Last year his group published their research into plant exudates from rice.

“Rice feeds three billion people, but it had not been investigated for its plant exudates,” says Professor Kronzucker.

The research team found rice naturally inhibits nitrification. Picture: Pixabay

They found that all strains of rice they tested had exudates that could impact soil nitrogen.

“This is a paradigm shift. Wherever we look we find something,” says Professor Kronzucker.

The team then set about reviewing all existing studies into plant exudates in rice, wheat and maize. They were particularly interested in chemicals that specifically inhibit nitrification, the process that turns ammonia into nitrate.

This work is published in Nature Plants.

They found that very little is known about these biological nitrification inhibitors (BNIs) in root exudates from wheat and maize, the two biggest global crops after rice. In fact, nothing is known at all about BNIs in maize.

From his experience with rice, Professor Kronzucker thinks that these exudates will be found in wheat and maize, we just need to look for them.

As we gain a better understanding of how plants talk to the soil, these discoveries could lead to new farming techniques, artificial soil additives, or genetic modification to produce crop strains that can limit nitrogen loss. However, Professor Kronzucker says there is “enormous potential” in simply screening existing cultivars of rice, wheat and maize for “nitrogen superstars”.

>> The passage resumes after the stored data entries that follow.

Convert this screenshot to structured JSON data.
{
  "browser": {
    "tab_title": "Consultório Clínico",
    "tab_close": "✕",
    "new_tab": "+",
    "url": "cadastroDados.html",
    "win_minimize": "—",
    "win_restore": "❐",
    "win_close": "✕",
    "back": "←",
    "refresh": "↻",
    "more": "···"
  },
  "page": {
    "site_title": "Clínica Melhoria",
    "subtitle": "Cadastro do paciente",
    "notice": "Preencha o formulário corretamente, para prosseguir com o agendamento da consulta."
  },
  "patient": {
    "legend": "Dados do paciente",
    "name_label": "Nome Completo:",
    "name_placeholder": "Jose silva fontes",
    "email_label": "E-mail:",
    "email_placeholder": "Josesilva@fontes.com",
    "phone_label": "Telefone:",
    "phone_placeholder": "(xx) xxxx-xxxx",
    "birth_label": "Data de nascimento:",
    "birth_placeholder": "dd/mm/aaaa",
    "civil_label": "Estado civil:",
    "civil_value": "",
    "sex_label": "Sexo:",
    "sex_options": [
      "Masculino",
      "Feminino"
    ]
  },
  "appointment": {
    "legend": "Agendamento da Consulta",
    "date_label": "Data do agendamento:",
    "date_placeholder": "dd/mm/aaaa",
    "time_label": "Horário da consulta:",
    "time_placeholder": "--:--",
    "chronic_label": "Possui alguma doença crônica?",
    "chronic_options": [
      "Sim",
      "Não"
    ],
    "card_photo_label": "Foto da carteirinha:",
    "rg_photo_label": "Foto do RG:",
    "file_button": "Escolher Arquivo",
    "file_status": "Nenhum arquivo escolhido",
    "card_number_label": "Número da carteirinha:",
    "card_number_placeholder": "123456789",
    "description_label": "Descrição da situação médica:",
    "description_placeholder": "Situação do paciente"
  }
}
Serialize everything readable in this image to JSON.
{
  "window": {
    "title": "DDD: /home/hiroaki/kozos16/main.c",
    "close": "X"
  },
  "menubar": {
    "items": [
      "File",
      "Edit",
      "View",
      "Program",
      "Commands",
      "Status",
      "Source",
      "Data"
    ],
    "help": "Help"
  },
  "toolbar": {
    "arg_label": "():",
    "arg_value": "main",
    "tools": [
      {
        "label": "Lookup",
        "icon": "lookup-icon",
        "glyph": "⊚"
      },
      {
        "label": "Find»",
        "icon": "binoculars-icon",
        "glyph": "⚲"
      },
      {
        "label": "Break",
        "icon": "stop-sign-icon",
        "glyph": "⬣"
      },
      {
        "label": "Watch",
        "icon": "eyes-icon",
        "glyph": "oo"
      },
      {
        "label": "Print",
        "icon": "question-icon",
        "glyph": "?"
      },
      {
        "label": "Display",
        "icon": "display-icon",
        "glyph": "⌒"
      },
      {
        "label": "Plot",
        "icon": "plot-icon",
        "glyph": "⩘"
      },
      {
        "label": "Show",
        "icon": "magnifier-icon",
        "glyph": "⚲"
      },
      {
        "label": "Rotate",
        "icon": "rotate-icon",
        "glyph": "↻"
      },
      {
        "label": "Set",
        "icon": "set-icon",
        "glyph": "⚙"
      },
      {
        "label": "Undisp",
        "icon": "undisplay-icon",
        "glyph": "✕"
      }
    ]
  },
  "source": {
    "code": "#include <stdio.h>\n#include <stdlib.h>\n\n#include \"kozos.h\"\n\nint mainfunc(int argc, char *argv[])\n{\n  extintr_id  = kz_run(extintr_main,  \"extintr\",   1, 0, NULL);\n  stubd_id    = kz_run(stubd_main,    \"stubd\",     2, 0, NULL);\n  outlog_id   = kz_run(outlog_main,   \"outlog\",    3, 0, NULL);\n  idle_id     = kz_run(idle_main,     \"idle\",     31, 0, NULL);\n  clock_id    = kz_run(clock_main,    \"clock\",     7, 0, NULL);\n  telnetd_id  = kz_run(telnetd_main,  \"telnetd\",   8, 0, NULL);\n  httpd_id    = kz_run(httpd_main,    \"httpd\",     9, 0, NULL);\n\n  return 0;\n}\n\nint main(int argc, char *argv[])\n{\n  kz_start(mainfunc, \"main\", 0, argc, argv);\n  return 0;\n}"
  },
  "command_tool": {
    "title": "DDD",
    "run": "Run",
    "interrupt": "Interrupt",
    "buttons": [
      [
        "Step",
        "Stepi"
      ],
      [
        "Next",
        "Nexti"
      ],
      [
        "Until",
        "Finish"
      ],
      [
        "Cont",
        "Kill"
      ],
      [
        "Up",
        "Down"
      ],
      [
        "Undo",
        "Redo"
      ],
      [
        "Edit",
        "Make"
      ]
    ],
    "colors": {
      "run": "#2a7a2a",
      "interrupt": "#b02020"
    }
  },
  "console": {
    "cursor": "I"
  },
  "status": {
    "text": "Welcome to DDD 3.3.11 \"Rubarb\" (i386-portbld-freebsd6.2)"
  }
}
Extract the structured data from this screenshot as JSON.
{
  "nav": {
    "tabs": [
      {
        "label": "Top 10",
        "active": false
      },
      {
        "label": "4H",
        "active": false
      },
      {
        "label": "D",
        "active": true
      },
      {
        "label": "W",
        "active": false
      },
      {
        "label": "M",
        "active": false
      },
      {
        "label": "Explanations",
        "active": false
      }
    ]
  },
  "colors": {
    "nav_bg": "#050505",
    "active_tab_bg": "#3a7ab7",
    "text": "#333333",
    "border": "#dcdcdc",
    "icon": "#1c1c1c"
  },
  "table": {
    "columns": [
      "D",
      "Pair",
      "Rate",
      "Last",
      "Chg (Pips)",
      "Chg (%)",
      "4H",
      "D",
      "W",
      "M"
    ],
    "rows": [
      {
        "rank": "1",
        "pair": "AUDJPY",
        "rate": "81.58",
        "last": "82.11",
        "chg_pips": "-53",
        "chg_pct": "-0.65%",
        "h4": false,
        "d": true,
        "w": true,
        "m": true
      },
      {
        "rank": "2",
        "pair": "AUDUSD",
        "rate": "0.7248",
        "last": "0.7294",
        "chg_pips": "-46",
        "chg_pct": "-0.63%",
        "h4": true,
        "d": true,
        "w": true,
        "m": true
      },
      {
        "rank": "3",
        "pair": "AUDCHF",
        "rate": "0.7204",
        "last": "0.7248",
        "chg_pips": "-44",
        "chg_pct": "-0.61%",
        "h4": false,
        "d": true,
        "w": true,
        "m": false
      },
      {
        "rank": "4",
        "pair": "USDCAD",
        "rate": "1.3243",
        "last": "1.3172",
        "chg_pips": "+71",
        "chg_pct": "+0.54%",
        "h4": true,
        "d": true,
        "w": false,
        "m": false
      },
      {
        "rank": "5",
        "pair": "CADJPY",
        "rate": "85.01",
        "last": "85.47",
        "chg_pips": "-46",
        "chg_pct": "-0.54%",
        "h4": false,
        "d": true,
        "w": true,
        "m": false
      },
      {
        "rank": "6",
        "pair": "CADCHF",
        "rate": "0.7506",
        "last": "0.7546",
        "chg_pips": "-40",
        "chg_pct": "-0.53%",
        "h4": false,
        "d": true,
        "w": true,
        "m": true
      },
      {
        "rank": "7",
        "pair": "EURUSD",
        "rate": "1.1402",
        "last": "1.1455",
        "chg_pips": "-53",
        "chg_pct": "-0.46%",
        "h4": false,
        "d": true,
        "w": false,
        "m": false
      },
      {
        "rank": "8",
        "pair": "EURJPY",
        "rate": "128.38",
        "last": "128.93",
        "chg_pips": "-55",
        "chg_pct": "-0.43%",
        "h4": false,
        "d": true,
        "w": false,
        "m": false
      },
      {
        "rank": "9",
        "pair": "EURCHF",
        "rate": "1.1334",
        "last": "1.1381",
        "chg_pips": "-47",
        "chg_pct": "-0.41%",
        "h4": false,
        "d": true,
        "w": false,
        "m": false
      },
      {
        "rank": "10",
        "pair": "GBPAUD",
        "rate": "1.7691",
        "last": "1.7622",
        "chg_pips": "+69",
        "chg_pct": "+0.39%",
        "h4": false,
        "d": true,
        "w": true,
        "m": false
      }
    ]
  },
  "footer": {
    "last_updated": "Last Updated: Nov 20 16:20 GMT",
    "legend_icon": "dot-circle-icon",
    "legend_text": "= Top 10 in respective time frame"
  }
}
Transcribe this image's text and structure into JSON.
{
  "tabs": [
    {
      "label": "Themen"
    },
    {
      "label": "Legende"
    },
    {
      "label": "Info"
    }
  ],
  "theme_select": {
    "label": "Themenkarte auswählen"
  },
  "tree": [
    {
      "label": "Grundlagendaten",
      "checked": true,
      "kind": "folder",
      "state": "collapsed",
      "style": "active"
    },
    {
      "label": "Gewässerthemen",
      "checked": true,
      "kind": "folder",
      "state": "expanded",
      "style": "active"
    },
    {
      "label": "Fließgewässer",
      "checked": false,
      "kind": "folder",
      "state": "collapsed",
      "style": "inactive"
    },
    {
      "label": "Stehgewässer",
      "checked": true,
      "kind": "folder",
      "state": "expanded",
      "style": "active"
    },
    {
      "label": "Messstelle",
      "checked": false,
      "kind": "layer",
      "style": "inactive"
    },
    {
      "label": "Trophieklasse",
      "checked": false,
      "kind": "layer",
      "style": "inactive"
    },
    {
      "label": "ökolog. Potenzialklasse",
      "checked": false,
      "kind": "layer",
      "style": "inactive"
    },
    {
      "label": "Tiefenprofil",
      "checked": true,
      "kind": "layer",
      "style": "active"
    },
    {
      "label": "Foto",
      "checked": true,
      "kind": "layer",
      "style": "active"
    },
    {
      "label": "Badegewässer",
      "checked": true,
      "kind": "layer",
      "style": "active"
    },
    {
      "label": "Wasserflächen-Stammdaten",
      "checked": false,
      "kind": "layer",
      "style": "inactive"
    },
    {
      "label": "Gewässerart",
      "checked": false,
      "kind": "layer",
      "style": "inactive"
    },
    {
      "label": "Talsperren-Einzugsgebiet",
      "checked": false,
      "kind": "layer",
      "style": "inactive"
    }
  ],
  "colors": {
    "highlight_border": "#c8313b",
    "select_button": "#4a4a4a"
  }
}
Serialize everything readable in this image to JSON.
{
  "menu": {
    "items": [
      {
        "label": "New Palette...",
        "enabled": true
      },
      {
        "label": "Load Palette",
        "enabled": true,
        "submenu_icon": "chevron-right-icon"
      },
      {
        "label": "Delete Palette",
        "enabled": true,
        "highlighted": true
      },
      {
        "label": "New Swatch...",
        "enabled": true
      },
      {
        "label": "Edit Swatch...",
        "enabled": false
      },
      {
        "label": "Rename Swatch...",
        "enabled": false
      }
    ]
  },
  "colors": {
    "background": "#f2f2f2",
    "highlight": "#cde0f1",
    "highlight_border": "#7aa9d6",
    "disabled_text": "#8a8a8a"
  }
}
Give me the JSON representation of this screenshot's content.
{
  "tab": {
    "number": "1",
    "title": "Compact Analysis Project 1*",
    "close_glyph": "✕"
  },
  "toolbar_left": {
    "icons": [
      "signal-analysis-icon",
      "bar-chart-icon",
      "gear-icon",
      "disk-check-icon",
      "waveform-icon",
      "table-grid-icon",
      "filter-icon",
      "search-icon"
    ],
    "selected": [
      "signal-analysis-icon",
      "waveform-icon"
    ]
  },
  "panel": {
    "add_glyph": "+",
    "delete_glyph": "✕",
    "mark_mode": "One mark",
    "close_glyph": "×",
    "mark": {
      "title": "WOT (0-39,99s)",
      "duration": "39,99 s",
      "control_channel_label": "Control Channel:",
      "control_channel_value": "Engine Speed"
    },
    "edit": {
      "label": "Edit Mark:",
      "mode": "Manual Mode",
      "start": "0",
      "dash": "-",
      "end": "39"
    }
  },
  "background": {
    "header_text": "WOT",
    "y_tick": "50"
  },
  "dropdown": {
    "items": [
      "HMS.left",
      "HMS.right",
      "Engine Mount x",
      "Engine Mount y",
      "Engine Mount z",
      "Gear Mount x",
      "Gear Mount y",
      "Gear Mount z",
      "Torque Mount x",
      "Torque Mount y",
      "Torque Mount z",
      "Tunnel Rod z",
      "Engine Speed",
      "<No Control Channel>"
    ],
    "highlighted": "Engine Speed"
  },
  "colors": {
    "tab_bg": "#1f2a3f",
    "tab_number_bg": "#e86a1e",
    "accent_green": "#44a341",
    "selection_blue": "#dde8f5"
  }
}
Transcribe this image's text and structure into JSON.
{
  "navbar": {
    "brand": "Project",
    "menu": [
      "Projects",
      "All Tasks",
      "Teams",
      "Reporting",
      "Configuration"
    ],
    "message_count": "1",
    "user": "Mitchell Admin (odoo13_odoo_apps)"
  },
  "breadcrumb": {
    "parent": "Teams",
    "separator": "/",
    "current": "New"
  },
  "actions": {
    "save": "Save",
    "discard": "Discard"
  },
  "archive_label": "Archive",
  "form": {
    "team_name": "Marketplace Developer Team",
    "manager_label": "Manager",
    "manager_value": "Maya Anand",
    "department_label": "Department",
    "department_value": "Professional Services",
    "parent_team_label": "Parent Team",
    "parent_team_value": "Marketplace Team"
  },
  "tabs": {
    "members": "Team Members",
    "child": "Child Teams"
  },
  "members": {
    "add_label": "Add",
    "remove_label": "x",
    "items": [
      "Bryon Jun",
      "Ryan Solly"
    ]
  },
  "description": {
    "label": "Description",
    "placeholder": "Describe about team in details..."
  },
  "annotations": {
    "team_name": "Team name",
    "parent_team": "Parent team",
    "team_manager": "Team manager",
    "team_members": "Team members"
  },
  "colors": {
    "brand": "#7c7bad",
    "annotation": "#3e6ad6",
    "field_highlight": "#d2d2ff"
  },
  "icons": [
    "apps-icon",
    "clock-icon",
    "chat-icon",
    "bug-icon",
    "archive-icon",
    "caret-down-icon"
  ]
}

“If you do the screening job well with the kinds of genotypes that exist, you don’t have to look at genetic modification,” he says.

A new green revolution

Professor Kronzucker is not surprised that root exudates from rice, wheat and maize are so poorly understood. In developed countries, nitrogen fertiliser is relatively cheap and there has been little incentive for farmers to spend time or effort to reduce their use of fertiliser. Therefore, there has been little incentive, or funding, for research to assist in this. Professor Kronzucker thinks that this will change.

“Now we have carbon caps – we have ways of reducing carbon emissions. We need similar ways to reduce nitrogen emissions. Good practice should be rewarded, and bad practice should be penalised.”

He hopes this will lead to a new Green Revolution.

“Since the onset of the Green Revolution in the 1960s we’ve seen phenomenal success in yield. But because fertilisers were so readily available, most cultivars were developed in systems with high nitrogen and high phosphorus, not under nutrient limitation.

“Now there is a shift towards cultivars that are nutrient efficient. In some parts of the planet farmers do this by necessity, they don’t have a choice. In Africa it’s typical to work in nutrient limited conditions.”

Professor Kronzucker says that places like Africa is where the “nitrogen superstars” will be found.

“In these places there are a lot of treasures that farmers have selected.”